I medici possono scegliere la terapia domiciliare che vogliono per curare i pazienti malati di Covid, è il succo della sentenza, che di fatto cambia le carte in tavola e pone degli interrogativi clamorosi su cosa abbia spinto il Ministero e il Governo ad ostinarsi su un protocollo che, a detta di tanti medici, ha finito per aumentare i ricoveri e, purtroppo, anche i decessi. Se il terremoto causato dal Covid-19 è stato soprattutto legato al tentativo di limitare i contagi per non intasare i posti letto degli Ospedali, il TAR del Lazio ha certificato che la linea del Governo ha implicitamente limitato la possibilità di far ricorso a quelle cure domiciliari che, in tanti casi, si sarebbero potute rivelare provvidenziali.

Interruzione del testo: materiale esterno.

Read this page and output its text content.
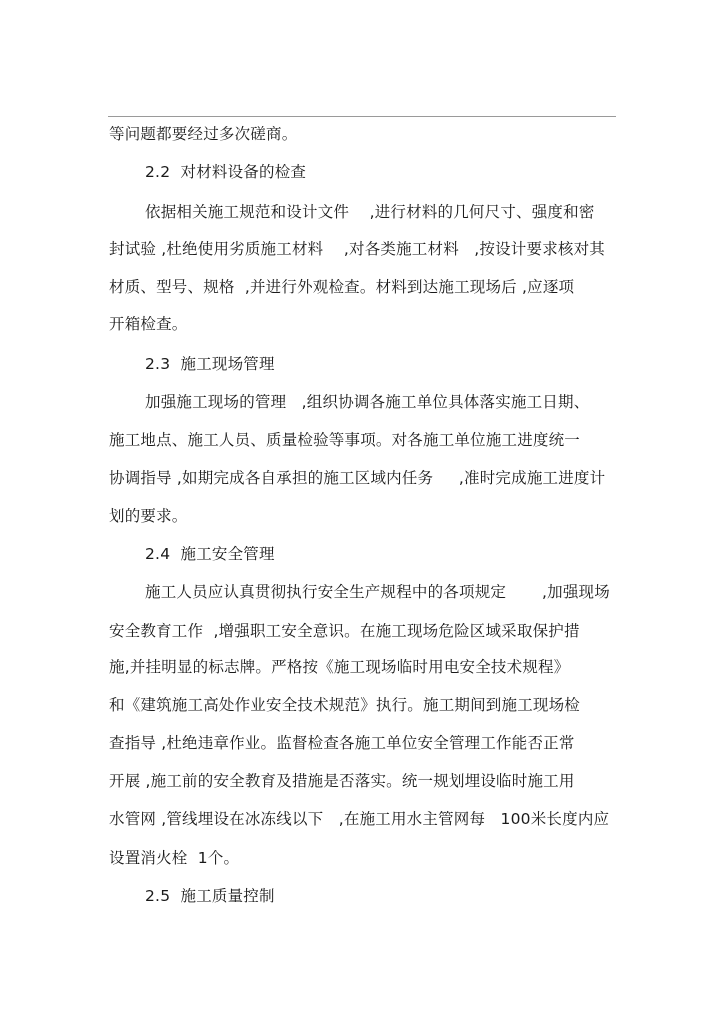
等问题都要经过多次磋商。
2.2  对材料设备的检查
依据相关施工规范和设计文件    ,进行材料的几何尺寸、强度和密
封试验 ,杜绝使用劣质施工材料    ,对各类施工材料   ,按设计要求核对其
材质、型号、规格  ,并进行外观检查。材料到达施工现场后 ,应逐项
开箱检查。
2.3  施工现场管理
加强施工现场的管理   ,组织协调各施工单位具体落实施工日期、
施工地点、施工人员、质量检验等事项。对各施工单位施工进度统一
协调指导 ,如期完成各自承担的施工区域内任务     ,准时完成施工进度计
划的要求。
2.4  施工安全管理
施工人员应认真贯彻执行安全生产规程中的各项规定       ,加强现场
安全教育工作  ,增强职工安全意识。在施工现场危险区域采取保护措
施,并挂明显的标志牌。严格按《施工现场临时用电安全技术规程》
和《建筑施工高处作业安全技术规范》执行。施工期间到施工现场检
查指导 ,杜绝违章作业。监督检查各施工单位安全管理工作能否正常
开展 ,施工前的安全教育及措施是否落实。统一规划埋设临时施工用
水管网 ,管线埋设在冰冻线以下   ,在施工用水主管网每   100米长度内应
设置消火栓  1个。
2.5  施工质量控制
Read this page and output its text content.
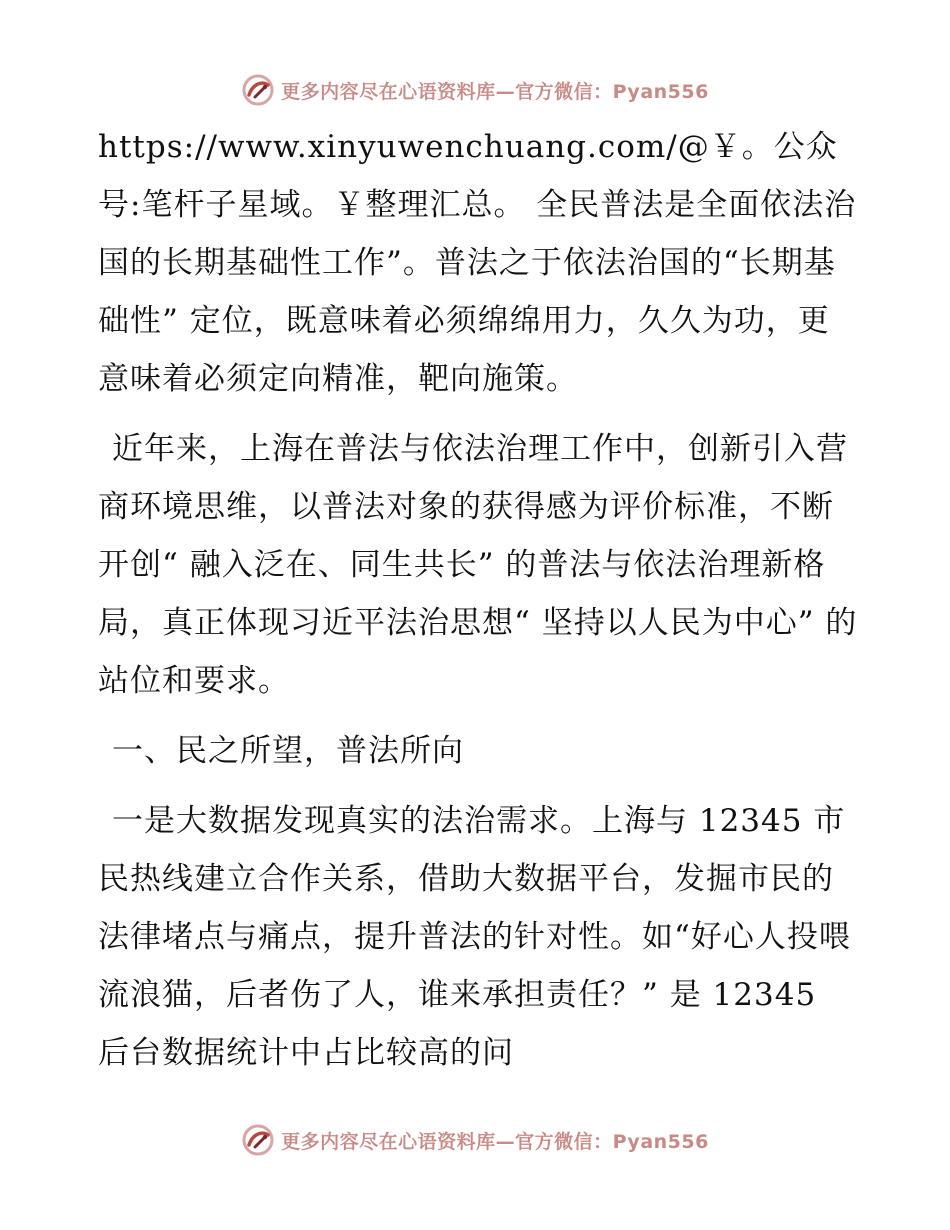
更多内容尽在心语资料库—官方微信：Pyan556

https://www.xinyuwenchuang.com/@￥。公众号:笔杆子星域。￥整理汇总。 全民普法是全面依法治国的长期基础性工作”。普法之于依法治国的“长期基础性” 定位，既意味着必须绵绵用力，久久为功，更意味着必须定向精准，靶向施策。

近年来，上海在普法与依法治理工作中，创新引入营商环境思维，以普法对象的获得感为评价标准，不断开创“ 融入泛在、同生共长” 的普法与依法治理新格局，真正体现习近平法治思想“ 坚持以人民为中心” 的站位和要求。

一、民之所望，普法所向

一是大数据发现真实的法治需求。上海与 12345 市民热线建立合作关系，借助大数据平台，发掘市民的法律堵点与痛点，提升普法的针对性。如“好心人投喂流浪猫，后者伤了人，谁来承担责任？” 是 12345 后台数据统计中占比较高的问

更多内容尽在心语资料库—官方微信：Pyan556
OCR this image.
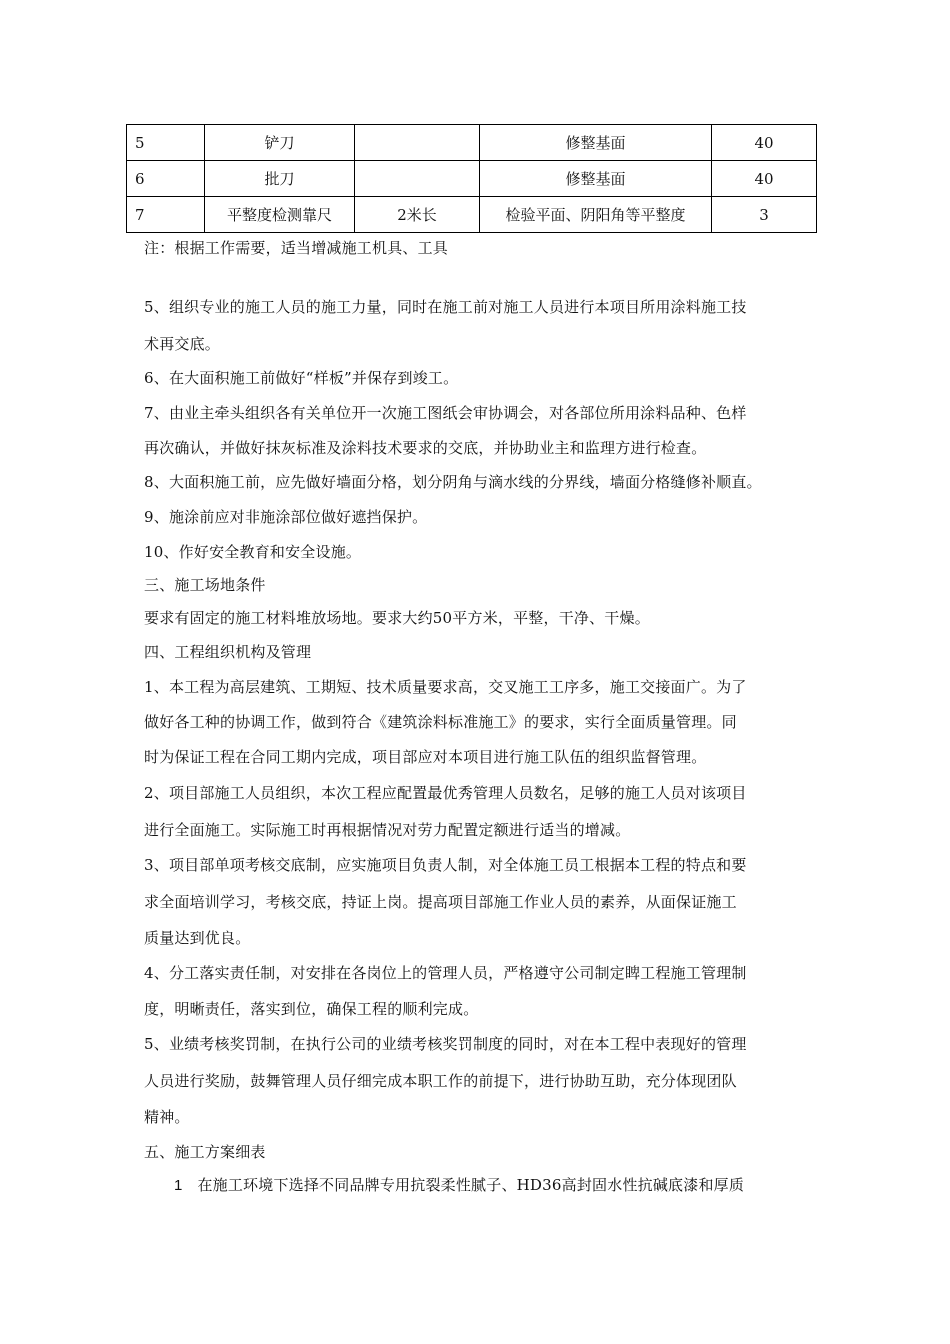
5	铲刀		修整基面	40
6	批刀		修整基面	40
7	平整度检测靠尺	2米长	检验平面、阴阳角等平整度	3
注：根据工作需要，适当增减施工机具、工具
5、组织专业的施工人员的施工力量，同时在施工前对施工人员进行本项目所用涂料施工技
术再交底。
6、在大面积施工前做好“样板”并保存到竣工。
7、由业主牵头组织各有关单位开一次施工图纸会审协调会，对各部位所用涂料品种、色样
再次确认，并做好抹灰标准及涂料技术要求的交底，并协助业主和监理方进行检查。
8、大面积施工前，应先做好墙面分格，划分阴角与滴水线的分界线，墙面分格缝修补顺直。
9、施涂前应对非施涂部位做好遮挡保护。
10、作好安全教育和安全设施。
三、施工场地条件
要求有固定的施工材料堆放场地。要求大约50平方米，平整，干净、干燥。
四、工程组织机构及管理
1、本工程为高层建筑、工期短、技术质量要求高，交叉施工工序多，施工交接面广。为了
做好各工种的协调工作，做到符合《建筑涂料标准施工》的要求，实行全面质量管理。同
时为保证工程在合同工期内完成，项目部应对本项目进行施工队伍的组织监督管理。
2、项目部施工人员组织，本次工程应配置最优秀管理人员数名，足够的施工人员对该项目
进行全面施工。实际施工时再根据情况对劳力配置定额进行适当的增减。
3、项目部单项考核交底制，应实施项目负责人制，对全体施工员工根据本工程的特点和要
求全面培训学习，考核交底，持证上岗。提高项目部施工作业人员的素养，从面保证施工
质量达到优良。
4、分工落实责任制，对安排在各岗位上的管理人员，严格遵守公司制定睥工程施工管理制
度，明晰责任，落实到位，确保工程的顺利完成。
5、业绩考核奖罚制，在执行公司的业绩考核奖罚制度的同时，对在本工程中表现好的管理
人员进行奖励，鼓舞管理人员仔细完成本职工作的前提下，进行协助互助，充分体现团队
精神。
五、施工方案细表
1 在施工环境下选择不同品牌专用抗裂柔性腻子、HD36高封固水性抗碱底漆和厚质
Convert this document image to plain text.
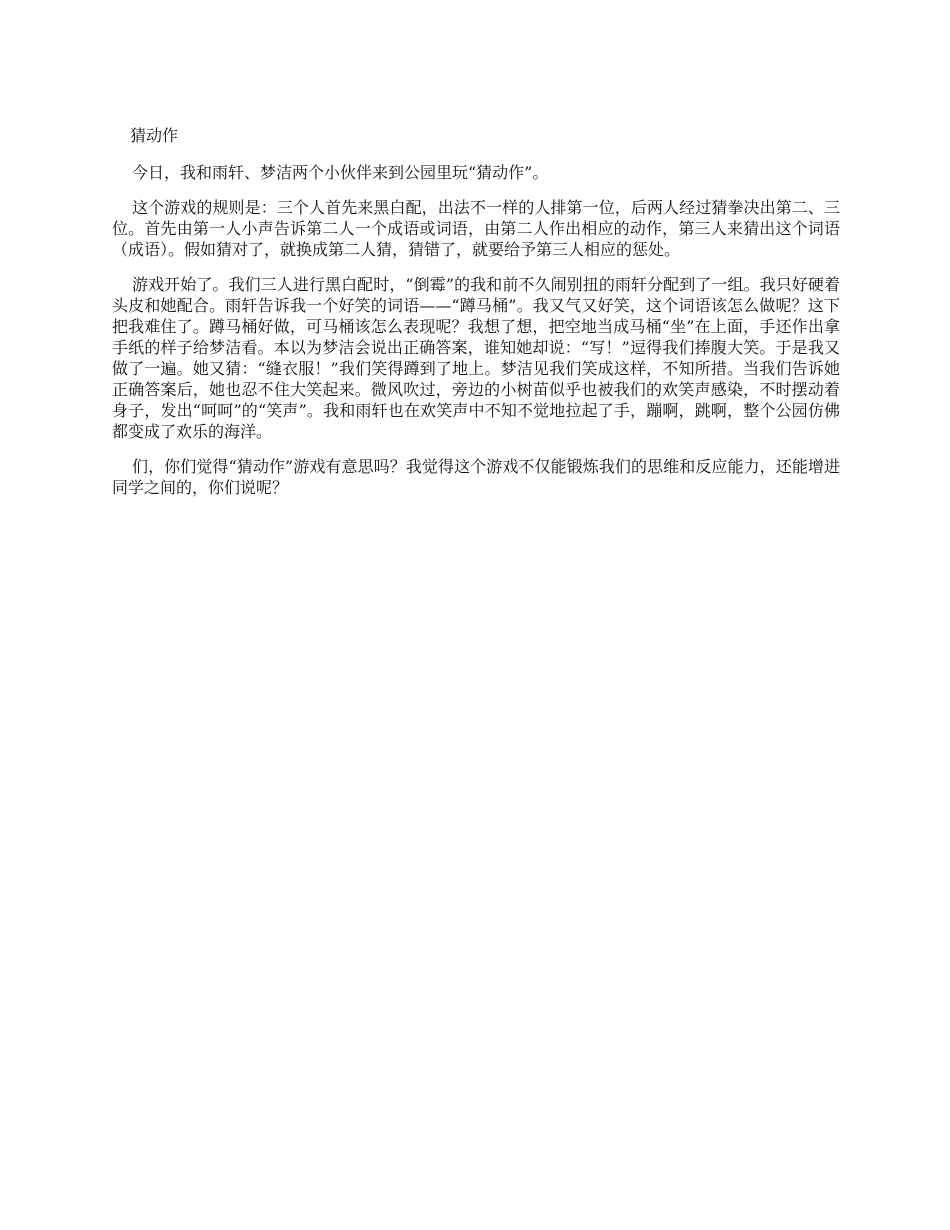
猜动作

今日，我和雨轩、梦洁两个小伙伴来到公园里玩“猜动作”。

这个游戏的规则是：三个人首先来黑白配，出法不一样的人排第一位，后两人经过猜拳决出第二、三位。首先由第一人小声告诉第二人一个成语或词语，由第二人作出相应的动作，第三人来猜出这个词语（成语）。假如猜对了，就换成第二人猜，猜错了，就要给予第三人相应的惩处。

游戏开始了。我们三人进行黑白配时，“倒霉”的我和前不久闹别扭的雨轩分配到了一组。我只好硬着头皮和她配合。雨轩告诉我一个好笑的词语——“蹲马桶”。我又气又好笑，这个词语该怎么做呢？这下把我难住了。蹲马桶好做，可马桶该怎么表现呢？我想了想，把空地当成马桶“坐”在上面，手还作出拿手纸的样子给梦洁看。本以为梦洁会说出正确答案，谁知她却说：“写！”逗得我们捧腹大笑。于是我又做了一遍。她又猜：“缝衣服！”我们笑得蹲到了地上。梦洁见我们笑成这样，不知所措。当我们告诉她正确答案后，她也忍不住大笑起来。微风吹过，旁边的小树苗似乎也被我们的欢笑声感染，不时摆动着身子，发出“呵呵”的“笑声”。我和雨轩也在欢笑声中不知不觉地拉起了手，蹦啊，跳啊，整个公园仿佛都变成了欢乐的海洋。

们，你们觉得“猜动作”游戏有意思吗？我觉得这个游戏不仅能锻炼我们的思维和反应能力，还能增进同学之间的，你们说呢？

Furente Giorgia Meloni, la leader di Fratelli d’Italia, uno dei pochi partiti rimasti fuori dalla larghissima maggioranza del Governo Draghi: “Il Tar del Lazio ha accolto il ricorso del Comitato per le Cure domiciliari e bocciato le famigerate linee guida del Ministero della Salute su “tachipirina e vigile attesa” – ha evidenziato Giorgia Meloni -. Dopo due anni di fallimenti conclamati la sentenza del Tar del Lazio mette una pietra tombale sull’operato del Ministro Speranza, che ha la grande responsabilità di non aver mai voluto ascoltare le numerosissime esperienze cliniche portate dai medici di base. È chiaro che Speranza non può rimanere un minuto di più, Mario Draghi e le forze di maggioranza prendano atto del fallimento”, ha concluso.